Geurink Paul, Klein Theo, Leeuwenburgh Michiel, van der Marel Gijs, Kauffman Henk, Bischoff Rainer, Overkleeft Herman
Department of Bio-organic Synthesis (BioSyn), Leiden University, PO Box 9502, 2300 RA Leiden, The Netherlands.
Org Biomol Chem. 2008 Apr 7;6(7):1244-50. doi: 10.1039/b718352f. Epub 2008 Feb 22.

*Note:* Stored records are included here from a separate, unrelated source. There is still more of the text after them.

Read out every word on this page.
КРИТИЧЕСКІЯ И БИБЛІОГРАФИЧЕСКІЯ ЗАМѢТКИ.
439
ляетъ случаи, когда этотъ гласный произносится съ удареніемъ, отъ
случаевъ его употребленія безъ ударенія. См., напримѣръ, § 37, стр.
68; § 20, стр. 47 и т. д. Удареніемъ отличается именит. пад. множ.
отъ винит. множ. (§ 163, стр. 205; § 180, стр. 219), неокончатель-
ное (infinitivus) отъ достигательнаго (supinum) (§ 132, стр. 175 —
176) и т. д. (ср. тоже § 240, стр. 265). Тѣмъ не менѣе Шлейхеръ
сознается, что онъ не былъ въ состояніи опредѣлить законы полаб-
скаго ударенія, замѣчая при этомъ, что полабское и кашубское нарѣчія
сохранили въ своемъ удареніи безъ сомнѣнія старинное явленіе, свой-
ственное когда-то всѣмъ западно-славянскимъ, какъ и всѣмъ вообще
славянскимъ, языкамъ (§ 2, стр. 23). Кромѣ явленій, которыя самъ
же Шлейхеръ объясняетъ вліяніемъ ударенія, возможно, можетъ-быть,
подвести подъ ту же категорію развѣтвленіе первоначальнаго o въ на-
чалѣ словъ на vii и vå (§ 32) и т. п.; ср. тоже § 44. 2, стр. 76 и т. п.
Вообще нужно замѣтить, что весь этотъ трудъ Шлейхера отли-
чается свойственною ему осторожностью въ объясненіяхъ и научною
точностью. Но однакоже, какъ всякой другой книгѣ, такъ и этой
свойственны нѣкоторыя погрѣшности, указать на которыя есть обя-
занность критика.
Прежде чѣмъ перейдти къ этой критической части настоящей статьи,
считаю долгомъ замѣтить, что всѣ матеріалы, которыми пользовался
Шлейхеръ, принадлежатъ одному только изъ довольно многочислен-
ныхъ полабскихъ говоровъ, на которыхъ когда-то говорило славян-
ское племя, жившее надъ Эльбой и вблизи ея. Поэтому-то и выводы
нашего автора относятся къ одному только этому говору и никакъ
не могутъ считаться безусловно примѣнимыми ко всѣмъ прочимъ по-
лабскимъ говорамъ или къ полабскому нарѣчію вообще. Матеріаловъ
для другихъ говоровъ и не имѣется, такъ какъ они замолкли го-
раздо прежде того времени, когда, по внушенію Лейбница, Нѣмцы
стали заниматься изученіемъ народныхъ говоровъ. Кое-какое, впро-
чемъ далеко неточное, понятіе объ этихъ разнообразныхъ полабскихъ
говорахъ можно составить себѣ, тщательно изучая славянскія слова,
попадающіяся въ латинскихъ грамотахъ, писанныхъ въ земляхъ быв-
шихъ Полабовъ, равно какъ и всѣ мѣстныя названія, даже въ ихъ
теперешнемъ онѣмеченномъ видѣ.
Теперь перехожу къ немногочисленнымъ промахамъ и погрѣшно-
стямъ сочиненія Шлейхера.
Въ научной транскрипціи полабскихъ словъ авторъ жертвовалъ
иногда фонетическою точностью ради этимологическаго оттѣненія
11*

A compound library of 96 enantiopure N-terminal succinyl hydroxamate functionalized peptides was synthesized on solid phase. All compounds were tested for their inhibitory potential towards MMP-9, MMP-12 and ADAM-17, which led to the identification of both broad spectrum inhibitors and metalloproteinase-selective ones. Eight potent and less potent inhibitors were immobilized on Sepharose beads and evaluated in solid-phase enrichment of active MMP-9, MMP-12 and ADAM-17. In addition, one of these inhibitors was used for solid-phase enrichment of endogenous ADAM-17 from a complex proteome (a lysate prepared from cultured A549 cells).
在固相上合成了一个包含96种对映体纯的N-末端琥珀酰氧肟酸官能化肽的化合物库。测试了所有化合物对MMP-9、MMP-12和ADAM-17的抑制潜力,从而鉴定出了广谱抑制剂和金属蛋白酶选择性抑制剂。将8种强效和低效抑制剂固定在琼脂糖珠上,并在活性MMP-9、MMP-12和ADAM-17的固相富集实验中进行评估。此外,其中一种抑制剂被用于从复杂蛋白质组(由培养的A549细胞制备的裂解物)中固相富集内源性ADAM-17。